Le printemps et les modes. — Les concerts forcés. — Les filles de Saint-Lazare. — Le poëte Arnal. — La France n’a le temps de rien apprendre.
4 avril 1840.

Voici le printemps revenu avec tous ses charmes et tous ses inconvénients ; on l’accueille assez mal, non parce qu’il arrive trop tôt, mais parce qu’il arrive trop vite, et qu’on n’a pas eu le temps de se préparer à le recevoir. Il y a deux jours à peine, le froid était horrible, il fallait s’envelopper de fourrures ; et puis soudain le soleil se montre si chaud et si brillant, que les robes d’hiver sont ridicules et qu’on n’ose plus les porter. Le velours est impossible, le satin seul est encore admis ; d’ailleurs, depuis que nous suivons à Paris les modes anglaises, le satin se porte même l’été, ce qui est un tort grave, selon nous. À Londres, c’est l’usage, nous dit-on ; — sans doute, et cet usage est fort sensé, car à Londres, la belle saison, la saison des bals, des concerts, des routs, c’est l’été : il est donc naturel que l’on choisisse les plus riches étoffes pour la saison des grandes fêtes ; mais à Paris, au contraire, la belle saison, c’est l’hiver. Vous portez tout l’hiver du satin, quittez-le donc pour des étoffes plus légères quand vient l’été.

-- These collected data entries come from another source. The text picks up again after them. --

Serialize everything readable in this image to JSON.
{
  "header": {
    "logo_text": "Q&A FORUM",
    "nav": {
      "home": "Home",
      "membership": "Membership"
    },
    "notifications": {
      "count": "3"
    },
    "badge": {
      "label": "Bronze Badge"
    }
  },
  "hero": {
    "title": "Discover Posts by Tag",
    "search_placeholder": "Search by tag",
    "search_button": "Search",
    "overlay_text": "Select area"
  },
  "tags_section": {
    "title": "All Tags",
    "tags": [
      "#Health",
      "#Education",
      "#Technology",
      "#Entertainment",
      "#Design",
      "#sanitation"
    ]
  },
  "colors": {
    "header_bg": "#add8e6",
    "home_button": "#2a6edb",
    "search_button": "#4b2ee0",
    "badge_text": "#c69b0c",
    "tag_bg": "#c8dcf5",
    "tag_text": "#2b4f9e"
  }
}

Or la perturbation est grande en ce moment dans le royaume de la mode. Comprenez-vous cette situation affreuse, née d’un changement subit : la robe d’hier ne peut être mise aujourd’hui, et la robe nouvellement choisie ne sera faite que demain. Ô perplexité ! que faire ? comment se parer ce soir ? On recueille ses souvenirs… cette robe de gros de Naples qui était si charmante l’été dernier, — oui, — elle doit être encore très-jolie, elle était toute neuve, on ne l’avait portée que deux fois. Voyons donc cette robe de l’année dernière. On essaye la robe rose, et c’est alors qu’on passe en revue, malgré soi, tous les plaisirs et toutes les inquiétudes de l’hiver. — Conversation intime entre deux sœurs. — L’aînée : « Ah ! ma petite, comme je suis maigrie ! j’ai essayé ce matin ma robe de taffetas… elle est large !… il faut qu’elle soit refaite entièrement ; elle croise de tout cela… Ce n’est pas étonnant, j’ai été si tourmentée tout cet hiver ! — La plus jeune sœur répond : « Et moi, ma chère, je suis engraissée, c’est effrayant ! mais cela ne m’étonne pas : je mène une vie si calme, si ennuyeuse ! je ne sors jamais et je dors toujours… Je ne peux plus entrer dans ma robe de pékin à grands ramages, elle est trop étroite de tout cela… je ne pourrai pas la remettre. — Tant mieux ! tu ne m’as jamais plu dans cette parure-là. — Mais l’étoffe en est superbe ; c’est une robe perdue, je ne sais qu’en faire. — Fais-en un fauteuil. »

Les robes à grands ramages ne conviennent à personne, ni aux jeunes femmes, ni aux autres, et cependant elles redeviennent à la mode tous les deux ans. Les dessins de cette année sont étranges ; ils nous ont semblé très-confus. Ce sont des doubles chinures, des jaspures, des bigarrures qui n’ont rien de séduisant ; les taffetas imitent les plinthes d’escalier, les peintures de corridor et les papiers d’auberge à s’y tromper. Cela est une revanche naturelle : depuis quelques années on tend tous les appartements avec des étoffes de robes.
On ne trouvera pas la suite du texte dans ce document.